The report said that the contract was signed in 2008 with Elbit Systems and worth some $140 million.
Ynetnews, reporting the same story, said both the Defense Ministry and Elbit had confirmed the cancellation.
Haaretz’s website said the decision was made “out of security concerns, principally in consideration of Turkey’s ties with enemy states of Israel, particularly Iran.”
Meanwhile, The Jerusalem Post reported that the coordination mechanism designed to prevent misunderstandings and potential clashes between Turkish and Israeli military planes over the Mediterranean Sea, is back.
Turkey ended its aerial cooperation with the Israeli military in 2009, in protest against the Israeli offensive in Gaza that killed about 1,400 Palestinians.

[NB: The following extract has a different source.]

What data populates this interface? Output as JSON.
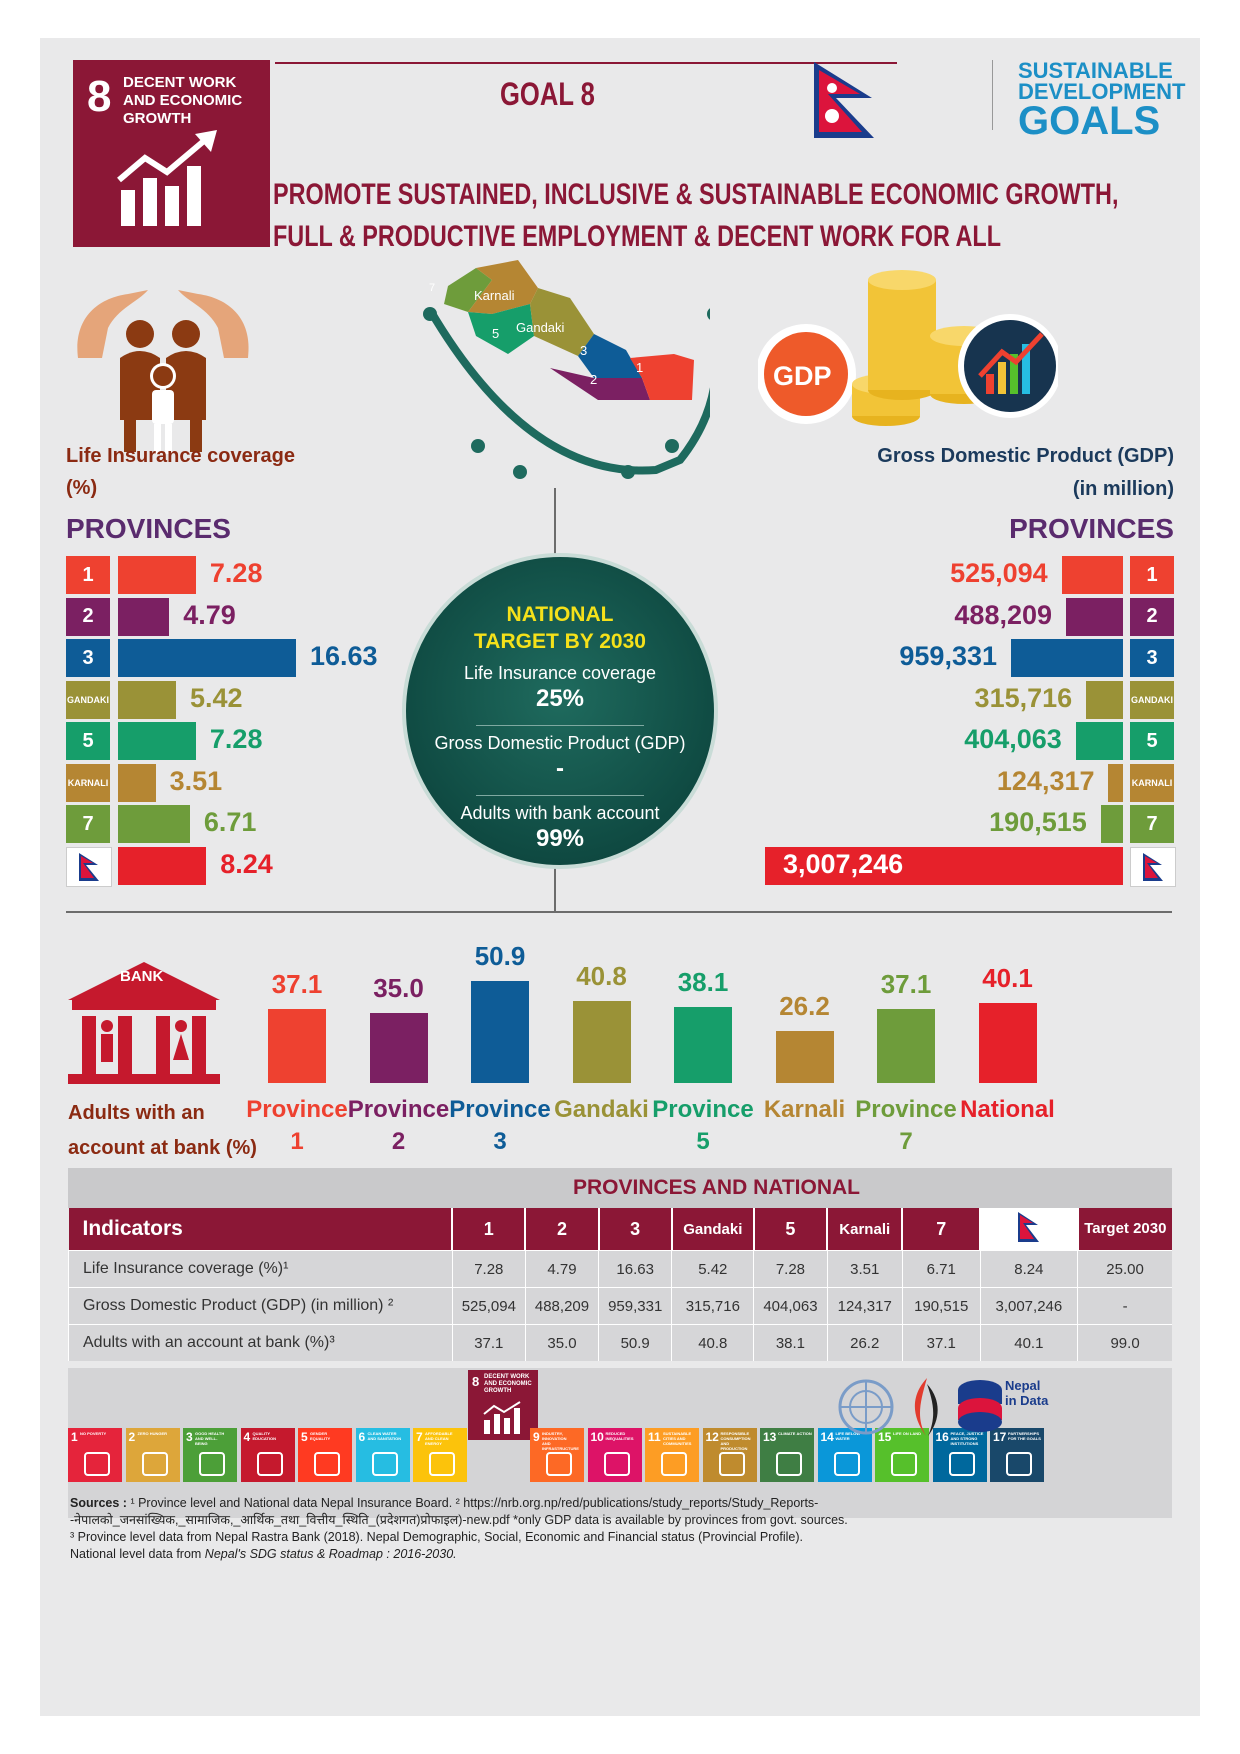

A senior official of the Israeli Air Force, who kept his identity anonymous, told the newspaper, that the coordination mechanism was recently reactivated as part of the two countries’ efforts to “stabilize and improve ties.”
He said the Israeli Air Force would also likely invite Turkey to participate in a large-scale international aerial drill that it will be hosting in 2013. “There is nothing preventing them from participating,” the official said.
Meanwhile, according to the Turkey-based newspaper, Today’s Zaman, about two weeks ago, the Turkish Military Attaché to Israel attended an Israeli Air Force briefing for foreign military officers at the Ovda Air Force Base on the sidelines of the Israeli joint maneuvers with the Italian Air Force.
“Ties with Turkey are extremely important to Israel, but we have a security responsibility over any product that is given approval for export,” an Israeli security official told Haaretz.
Once flourishing Turkish-Israeli ties plunged into deep crisis last year when Israeli forces killed 9 Turks in a raid on a Turkish ferry, part of an activist flotilla carrying aid to Gaza.